Buyers with $5-million or more to spend in Toronto’s real estate market are not always spared the pressure of competition – particularly if a property looks like a comfortable place to ride out any potential future waves of the pandemic.
Cheri Dorsey McCann says buyers with deep pockets continue to base their real estate decisions on an unpredictable future.
The current mood was apparent when the broker with McCann Realty Group listed a five-bedroom house in Teddington Park with an asking price of $6.498-million.
Five offers landed during the first weekend on the market and the sellers received full asking price for 23 Doncliffe Dr.
The property comes with a pool, hot tub and wine cellar, but Ms. Dorsey McCann says the people bidding on the property seemed most interested in the main floor office and home gym.
Ms. Dorsey McCann says buyers who have lost access to their workplaces and fitness clubs in recent months want to have as many options as they can within their home.
Many of the people who purchased homes in the $5-million-and-up range in the past year were looking for more space so that family members can spread out – particularly if parents are working at home while their kids are in online school.
“It gave them a life again. It was very stressful for them not to be able to get away.”
Vaccinations have been rolled out and society is opening up, but home buyers are still laying the groundwork for the possibility of future waves.
“People are still nervous. They don’t think we’re out of it. They feel that we could still have another lockdown and they want to be prepared.”
In Teddington Park, many of the homes from an earlier era have been recently replaced with much larger dwellings that sell for between $15-million and $20-million.
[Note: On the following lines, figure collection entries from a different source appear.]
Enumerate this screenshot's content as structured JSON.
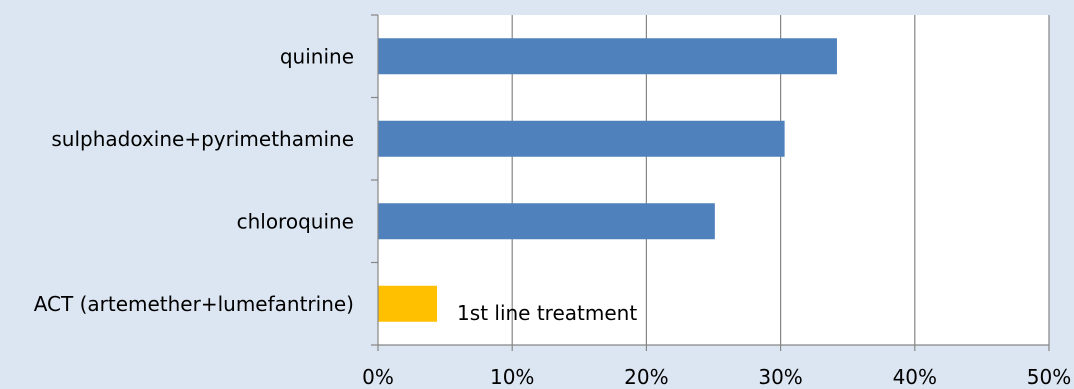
{
  "chart_data": {
    "type": "bar",
    "orientation": "horizontal",
    "categories": [
      "quinine ",
      "sulphadoxine+pyrimethamine ",
      "chloroquine ",
      "ACT (artemether+lumefantrine)"
    ],
    "values": [
      0.342,
      0.303,
      0.251,
      0.044
    ],
    "bar_colors": [
      "#4f81bd",
      "#4f81bd",
      "#4f81bd",
      "#ffc000"
    ],
    "x_ticks": [
      {
        "value": 0.0,
        "label": "0%"
      },
      {
        "value": 0.1,
        "label": "10%"
      },
      {
        "value": 0.2,
        "label": "20%"
      },
      {
        "value": 0.3,
        "label": "30%"
      },
      {
        "value": 0.4,
        "label": "40%"
      },
      {
        "value": 0.5,
        "label": "50%"
      }
    ],
    "xlim": [
      0,
      0.5
    ],
    "grid": "vertical",
    "title": "",
    "xlabel": "",
    "ylabel": "",
    "annotation": {
      "text": "1st line treatment",
      "category_index": 3
    },
    "colors": {
      "background": "#dce6f2",
      "plot_background": "#ffffff",
      "grid": "#868686",
      "axis": "#868686"
    }
  }
}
The house on Doncliffe, built in 2001, sits between the traditional and the contemporary.
“It was a hard house to price,” Ms. Dorsey McCann says of the residence built in 2001. “There weren’t any 20-year-old homes to compare.”
Ms. Dorsey McCann says buyers covet the area near Yonge Street and Lawrence Avenue partly because residents do not need to drive to shops, restaurants and transit.
The owner of 23 Doncliffe used to take the subway to his office in the financial district, she adds.
At 12 Misty Cres., the five-bedroom house listed with an asking price of $4.495-million sold as soon as it hit the market for $4.398-million, Ms. Dorsey McCann says.
The home near Bayview Avenue and York Mills has a very private setting for its backyard pool and terrace.
“It was one day on the market.”
Ms. Dorsey McCann says the light supply in the city is making it difficult for move-up buyers to find a home.
Some homeowners are still reluctant to list on the Multiple Listing Service of the Canadian Real Estate Association during the pandemic. They want to eliminate the house hunters who want to have a peek inside but aren’t serious about making an offer.
“The more active agents are doing a lot of quiet deals,” she says. “Some things are selling very quietly and exclusively.”
Some of the buyers Ms. Dorsey McCann is trying to match with a property are returning to Toronto after some time away. She has clients in Calgary, Boston and Sudbury, Ont. who are moving to Toronto for reasons related to work and family.
Ms. Dorsey McCann says supply has been low so far this fall but some sellers are still preparing their properties for sale.
She will soon be listing a 12-year-old house set on three acres in Vaughan, Ont., with an asking price of $13-million.
For buyers with a more down-to-earth budget, Ms. Dorsey McCann will list a three-bedroom semi-detached house at 187 Brookdale Ave. in Bedford Park with an asking price of $1.198-million.
Ira Jelinek, a real estate agent with Harvey Kalles Real Estate Ltd., says listings are down compared with previous fall markets but supply has improved in October.
“It’s a totally different market than the sleepy summer.”
Mr. Jelinek has been seeing about two to three appointments a day for a three-bedroom semi-detached house near St. Clair Avenue West.
And the demand is also heavy outside of the core, he adds.
Near Yonge Street and Davis Drive in Newmarket, Ont., a new phase of stacked townhouses was released for sale. For each three-bedroom unit, about nine buyers turned up, he says.
Looking at the national picture, economist Rishi Sondhi of Toronto-Dominion Bank, notes that sales climbed in September for the first time in six months.
After five straight months of decline, Canadian real estate sales rose 0.9 per cent from August.
Despite the uptick, sales for the third quarter dropped 12 per cent from the second quarter.
The average price of a home in Canada rose a sturdy 1.2 per cent in September from August.
Mr. Sondhi says the correction in sales from unsustainable levels achieved earlier in the year is likely over and September should mark the beginning of a modest positive trend.
“The key word here is ‘modest’ as interest rates are likely to grind higher moving forward, playing off against improving job markets, a rising population and the decision by some households to plow excess savings into down payments,” Mr. Sondhi says.
Moving forward, average prices should display stronger growth than sales – despite condos making up a rising share of activity – as markets remain drum tight, he adds.